Тогда, споткнувшись о порог, задев задребезжавшую тарелку кукурузы,
молниеносно в само кафе, где стены оклеены снимками американских
кинонимфеток, и в панике, не найдя никого – ни Антонио, ни небритого
афганца за прилавком, ни водителей, обычно развозящих заказы, ни вечно
пьяного арийца за игровыми автоматами, - вернулся, споткнувшись вновь, и
через черный ход выбежал в иную Галактику, неожиданно темную (в 13
часов? будто дверью ошибся, будто черный ход предназначен не для бегства
от полиции, а для выхода в черное), важную, влажную и прохладную, полную
звезд и сюрпризов, и гулким аккордом, растревоженным майским жуком, над
двором прогудел самолет – совсем неподалеку был аэродром.
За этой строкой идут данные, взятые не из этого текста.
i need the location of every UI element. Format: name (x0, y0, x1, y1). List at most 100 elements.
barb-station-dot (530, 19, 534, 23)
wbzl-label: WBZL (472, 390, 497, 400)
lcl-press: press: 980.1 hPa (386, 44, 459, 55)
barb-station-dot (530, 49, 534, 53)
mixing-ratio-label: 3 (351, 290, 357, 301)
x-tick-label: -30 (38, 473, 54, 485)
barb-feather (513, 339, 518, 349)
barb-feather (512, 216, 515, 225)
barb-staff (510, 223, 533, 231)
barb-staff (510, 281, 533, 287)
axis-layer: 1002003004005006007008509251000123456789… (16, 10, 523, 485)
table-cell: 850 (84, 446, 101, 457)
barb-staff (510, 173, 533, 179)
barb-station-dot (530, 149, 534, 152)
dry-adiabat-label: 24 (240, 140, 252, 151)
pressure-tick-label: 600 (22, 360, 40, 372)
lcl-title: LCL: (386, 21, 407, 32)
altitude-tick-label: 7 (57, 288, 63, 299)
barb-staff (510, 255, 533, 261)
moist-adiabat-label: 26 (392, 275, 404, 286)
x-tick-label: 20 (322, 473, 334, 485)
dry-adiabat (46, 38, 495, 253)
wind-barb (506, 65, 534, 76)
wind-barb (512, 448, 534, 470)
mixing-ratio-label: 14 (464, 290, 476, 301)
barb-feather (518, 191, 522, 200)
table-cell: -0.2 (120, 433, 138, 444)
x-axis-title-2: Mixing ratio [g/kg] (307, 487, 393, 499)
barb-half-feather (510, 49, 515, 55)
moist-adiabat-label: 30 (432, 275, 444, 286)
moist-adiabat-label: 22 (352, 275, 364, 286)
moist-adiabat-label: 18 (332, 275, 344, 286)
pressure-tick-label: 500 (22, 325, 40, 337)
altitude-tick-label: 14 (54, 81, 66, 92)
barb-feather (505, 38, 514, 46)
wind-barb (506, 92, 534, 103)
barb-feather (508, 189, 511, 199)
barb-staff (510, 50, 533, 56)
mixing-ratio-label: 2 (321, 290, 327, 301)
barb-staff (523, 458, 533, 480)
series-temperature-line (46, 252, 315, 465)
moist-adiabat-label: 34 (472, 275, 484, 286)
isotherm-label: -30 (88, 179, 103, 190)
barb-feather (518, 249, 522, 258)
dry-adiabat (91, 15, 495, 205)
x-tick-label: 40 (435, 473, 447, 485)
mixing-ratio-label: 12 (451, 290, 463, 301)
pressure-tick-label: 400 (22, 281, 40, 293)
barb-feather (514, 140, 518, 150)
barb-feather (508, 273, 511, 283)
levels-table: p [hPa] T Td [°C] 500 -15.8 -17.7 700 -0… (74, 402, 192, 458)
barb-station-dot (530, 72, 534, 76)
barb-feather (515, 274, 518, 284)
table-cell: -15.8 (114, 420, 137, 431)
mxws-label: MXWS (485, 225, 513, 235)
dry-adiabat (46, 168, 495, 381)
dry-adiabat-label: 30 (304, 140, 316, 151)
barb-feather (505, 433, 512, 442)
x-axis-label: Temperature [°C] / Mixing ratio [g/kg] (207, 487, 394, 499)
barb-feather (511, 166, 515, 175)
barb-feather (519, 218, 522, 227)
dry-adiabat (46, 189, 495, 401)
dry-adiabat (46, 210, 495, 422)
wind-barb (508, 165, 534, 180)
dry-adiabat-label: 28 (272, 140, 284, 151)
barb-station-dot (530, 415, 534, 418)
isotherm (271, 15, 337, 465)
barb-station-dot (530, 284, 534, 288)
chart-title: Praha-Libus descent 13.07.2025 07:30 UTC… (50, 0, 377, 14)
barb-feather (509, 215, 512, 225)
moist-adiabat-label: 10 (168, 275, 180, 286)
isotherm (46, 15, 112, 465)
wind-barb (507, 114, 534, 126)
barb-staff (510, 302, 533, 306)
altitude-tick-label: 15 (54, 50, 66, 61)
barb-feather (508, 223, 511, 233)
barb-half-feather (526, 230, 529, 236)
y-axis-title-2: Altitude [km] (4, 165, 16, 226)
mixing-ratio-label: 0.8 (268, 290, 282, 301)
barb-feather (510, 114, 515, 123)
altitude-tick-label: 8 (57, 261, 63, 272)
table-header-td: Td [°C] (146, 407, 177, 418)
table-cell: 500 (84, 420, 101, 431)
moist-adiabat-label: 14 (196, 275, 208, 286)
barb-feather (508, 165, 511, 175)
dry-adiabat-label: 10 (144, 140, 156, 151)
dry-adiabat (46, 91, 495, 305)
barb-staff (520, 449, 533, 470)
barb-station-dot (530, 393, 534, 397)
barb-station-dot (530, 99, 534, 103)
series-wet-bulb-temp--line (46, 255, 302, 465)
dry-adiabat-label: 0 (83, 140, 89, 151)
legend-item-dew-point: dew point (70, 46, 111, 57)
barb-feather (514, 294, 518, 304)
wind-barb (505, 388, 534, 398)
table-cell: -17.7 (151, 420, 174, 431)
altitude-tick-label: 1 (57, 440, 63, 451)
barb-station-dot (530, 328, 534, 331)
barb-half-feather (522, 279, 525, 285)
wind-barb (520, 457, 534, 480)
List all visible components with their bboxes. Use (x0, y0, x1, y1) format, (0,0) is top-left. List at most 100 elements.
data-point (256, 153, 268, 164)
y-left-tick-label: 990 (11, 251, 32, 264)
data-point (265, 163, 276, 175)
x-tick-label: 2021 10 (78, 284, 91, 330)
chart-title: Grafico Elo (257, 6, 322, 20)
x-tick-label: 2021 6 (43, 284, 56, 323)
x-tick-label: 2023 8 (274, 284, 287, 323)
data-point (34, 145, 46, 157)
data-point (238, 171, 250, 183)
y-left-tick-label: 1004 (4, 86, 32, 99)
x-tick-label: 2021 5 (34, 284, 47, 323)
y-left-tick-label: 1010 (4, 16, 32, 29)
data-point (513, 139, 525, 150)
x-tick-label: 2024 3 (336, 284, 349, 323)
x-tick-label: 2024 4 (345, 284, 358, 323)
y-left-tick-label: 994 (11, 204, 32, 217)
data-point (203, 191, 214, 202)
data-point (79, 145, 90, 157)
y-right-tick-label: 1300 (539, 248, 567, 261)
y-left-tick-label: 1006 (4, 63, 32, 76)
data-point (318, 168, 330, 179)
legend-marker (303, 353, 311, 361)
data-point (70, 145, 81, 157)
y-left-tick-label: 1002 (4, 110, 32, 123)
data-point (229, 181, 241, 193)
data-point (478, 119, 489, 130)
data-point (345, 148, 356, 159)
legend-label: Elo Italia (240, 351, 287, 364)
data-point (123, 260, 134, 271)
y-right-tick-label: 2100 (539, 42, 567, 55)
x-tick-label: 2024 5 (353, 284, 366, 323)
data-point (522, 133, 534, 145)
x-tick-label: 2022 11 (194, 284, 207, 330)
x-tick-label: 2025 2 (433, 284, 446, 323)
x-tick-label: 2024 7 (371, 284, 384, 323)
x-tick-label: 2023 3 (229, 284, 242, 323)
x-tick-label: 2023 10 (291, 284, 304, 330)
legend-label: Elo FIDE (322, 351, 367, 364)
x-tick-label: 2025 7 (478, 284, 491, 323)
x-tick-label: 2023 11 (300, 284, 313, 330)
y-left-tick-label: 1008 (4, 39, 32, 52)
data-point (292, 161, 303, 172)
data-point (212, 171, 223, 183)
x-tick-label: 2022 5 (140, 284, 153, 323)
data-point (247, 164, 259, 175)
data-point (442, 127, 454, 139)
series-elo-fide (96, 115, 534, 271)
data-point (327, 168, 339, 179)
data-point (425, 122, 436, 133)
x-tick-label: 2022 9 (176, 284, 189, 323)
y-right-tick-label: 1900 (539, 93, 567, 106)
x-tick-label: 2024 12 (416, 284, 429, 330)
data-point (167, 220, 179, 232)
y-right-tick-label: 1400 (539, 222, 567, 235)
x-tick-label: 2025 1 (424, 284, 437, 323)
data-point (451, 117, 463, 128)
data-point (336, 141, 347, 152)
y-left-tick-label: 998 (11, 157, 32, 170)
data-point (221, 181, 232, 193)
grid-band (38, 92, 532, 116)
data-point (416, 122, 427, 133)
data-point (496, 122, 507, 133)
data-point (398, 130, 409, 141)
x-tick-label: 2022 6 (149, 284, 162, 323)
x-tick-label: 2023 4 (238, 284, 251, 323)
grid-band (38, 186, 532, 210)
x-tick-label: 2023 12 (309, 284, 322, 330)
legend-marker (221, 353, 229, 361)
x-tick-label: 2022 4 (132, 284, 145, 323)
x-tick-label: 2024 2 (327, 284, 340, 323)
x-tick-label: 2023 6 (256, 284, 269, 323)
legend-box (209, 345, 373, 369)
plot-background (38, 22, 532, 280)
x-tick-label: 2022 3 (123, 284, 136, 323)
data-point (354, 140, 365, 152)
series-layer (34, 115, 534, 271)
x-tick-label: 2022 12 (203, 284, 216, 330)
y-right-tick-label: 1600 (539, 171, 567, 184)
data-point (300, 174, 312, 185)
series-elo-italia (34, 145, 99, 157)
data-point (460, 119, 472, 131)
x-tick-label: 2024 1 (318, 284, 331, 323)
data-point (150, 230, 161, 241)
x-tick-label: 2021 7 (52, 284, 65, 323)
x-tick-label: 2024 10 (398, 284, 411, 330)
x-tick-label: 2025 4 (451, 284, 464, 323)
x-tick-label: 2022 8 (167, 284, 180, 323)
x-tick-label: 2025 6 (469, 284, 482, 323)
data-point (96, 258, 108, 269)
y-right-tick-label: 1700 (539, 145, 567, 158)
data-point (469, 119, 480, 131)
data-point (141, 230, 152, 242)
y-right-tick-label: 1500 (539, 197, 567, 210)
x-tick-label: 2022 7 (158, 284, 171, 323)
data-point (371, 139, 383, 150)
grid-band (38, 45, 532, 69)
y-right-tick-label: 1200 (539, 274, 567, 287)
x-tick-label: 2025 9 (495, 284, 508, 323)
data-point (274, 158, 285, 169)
Продрать глаза
было по-прежнему невозможно, а когда обняли, то перехватило дыхание, и
словно карманным фонариком озарила мысль, что сегодня день особый, день
солнечного затмения, потому так сумрачно и никого нет, - все высыпали на
улицу, чтобы, вооружившись засвеченными пленками и закопченными
стеклышками, наблюдать сверхъестественное; здесь же, на заднем дворе,
чье-то быстрое лопотание пресекающимся голосом, абрикосовый запах
чьего-то шампуня и обнимающее тебя оранжевое – нас было лишь двое, она и
я, я и она, всхлипывающая девушка в ярком дождевике, посчитавшая, видно,
слезы мои сопричастием своим горю и тайне. Шапочное знакомство, видел
мельком всего пару раз с А., то он ругался с ней, то угощал шоколадным и
сливочным, и сейчас она без умолку жаловалась мне на судьбу-индейку,
шмыгала носом, прижималась, искала убежища у моего плеча, утирая рыдания
свои моим фартуком, и я кивал головой, беззвучно утешал, убаюкивал и со
всем соглашался, ни слова не понимая по-итальянски.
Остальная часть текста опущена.